Mount Sinai, led by two individual victories by Noreen Guilfoyle, won the Suffolk V championship, scoring 131 points at Suffolk Community College in Brentwood.
Proving that they can compete in all seasons wasn’t the only motivation for Mount Sinai. They were looking to avenge a third-place finish in last year’s edition of the championships, something that stuck in their collective craw for an entire year.
“It’s definitely big,” Guilfoyle said. “ . . . We were supposed to win the leagues last year, but we ended up not winning. This year, it’s a big comeback for us and I’m really glad to have it.”
Guilfoyle won the 3,000 meters in 11 minutes, 20.70 seconds, the 1,500 in 5:03.35 and, along with Sarah Connelly, Isabella DiPalermo, and Kaitlyn Chandrika won the 4 x 800 meter relay in 10:05.54.
Guilfoyle slightly edged DiPalermo, who ran 11:20.86, in the 3,000. After leading the whole way in the 1,500, Guilfoyle slowly increased her lead on the final lap.
“I knew that [Bayport-Blue Point’s Hannah Fiorentine] was right there, and I just wanted to keep strong and keep going,” Guilfoyle said of her 1,500 finish. “I knew that, on the last lap, I had to really kick it so I could push ahead, and I wanted to put the other two girls on my team ahead, too. So I knew I had to kick it so they could kick it, too.”
Those two teammates, Connelly and Chandrika, finished second and third, respectively, in the 1,500, with Connelly clocking a 5:04.26 and Chandrika posting a 5:05.36. Fiorentine was fourth in 5:09.18.
Chandrika also won the 1,000 in 3:09.89, with Connelly second in 3:10.51.

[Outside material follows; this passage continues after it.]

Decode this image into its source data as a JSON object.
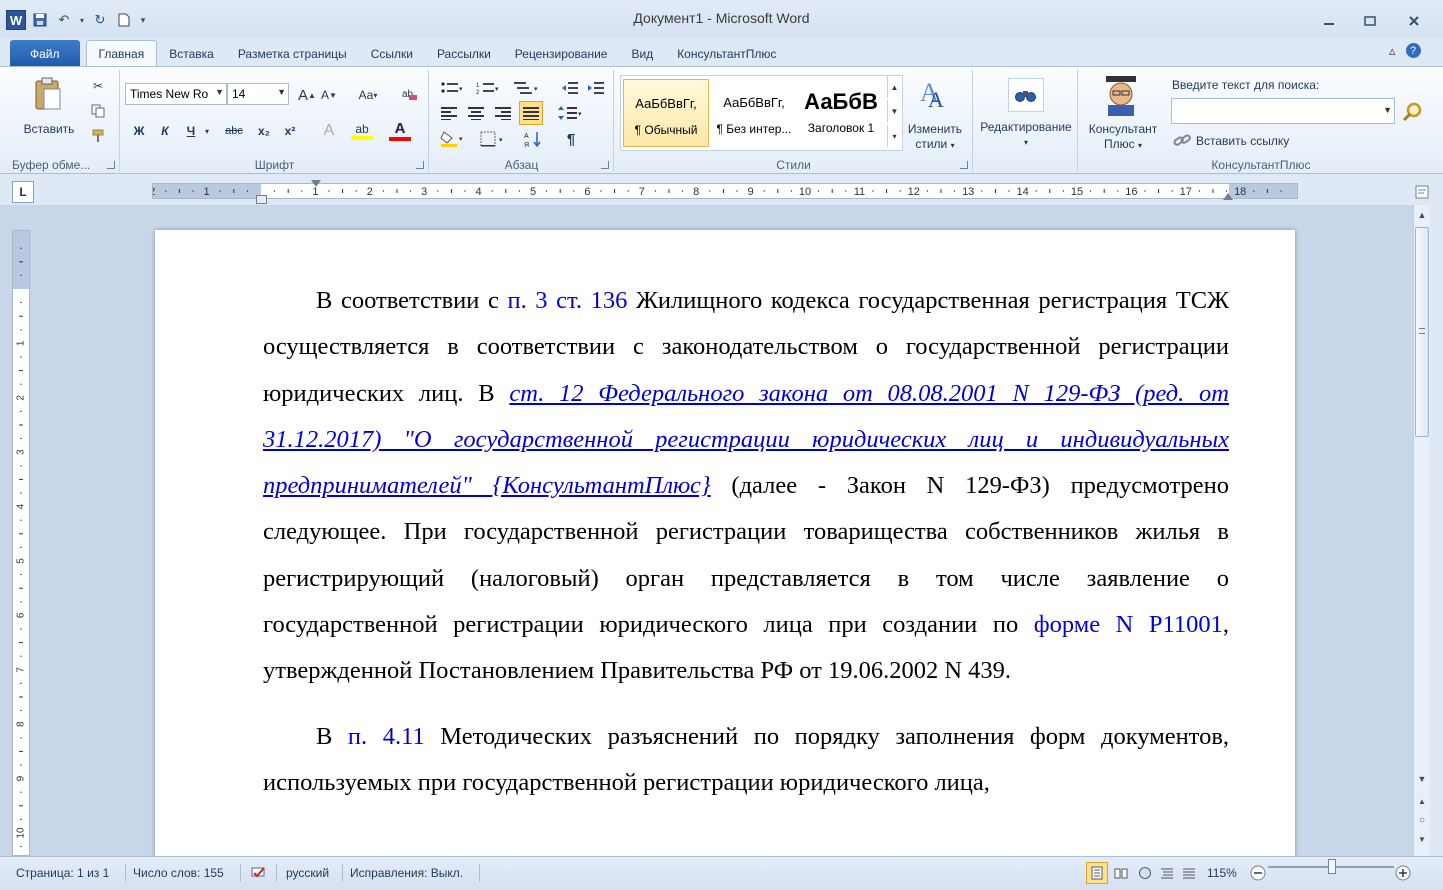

Elsewhere, Shelter Island’s Lindsey Gallagher won the 600 in 1:39.52 and the 300 in 43.97 seconds. Gallagher needed a late lean in the 300 to outpace Mercy’s Olivia Kneski, who was second in 44.02 seconds.
In the field, Glenn’s Alice Chiodo cleared 5 feet, 5 inches to win the high jump. At the conclusion of the meet, the jump was tied for the second-highest in the state and the highest on Long Island, according to milesplit.com.
Chiodo said she had been frustrated with the 5-3 plateau that she hit in early December, working feverishly to get past it and fly higher.
“I’ve been just missing 5-4,” Chiodo said. “It’s incredibly frustrating . . . It’s been almost there, with the bar just hanging on, and then it just drops. It stinks, but getting over it is such a relief.”
The senior said that 5-6 is her personal best and clearing that height would put an exclamation point on her winter season.
“[Today] definitely gave me a boost,” she said. “I was feeling pretty down, being stuck at 5-4 every time. Now, that I cleared it, I feel much better going into upcoming meets.”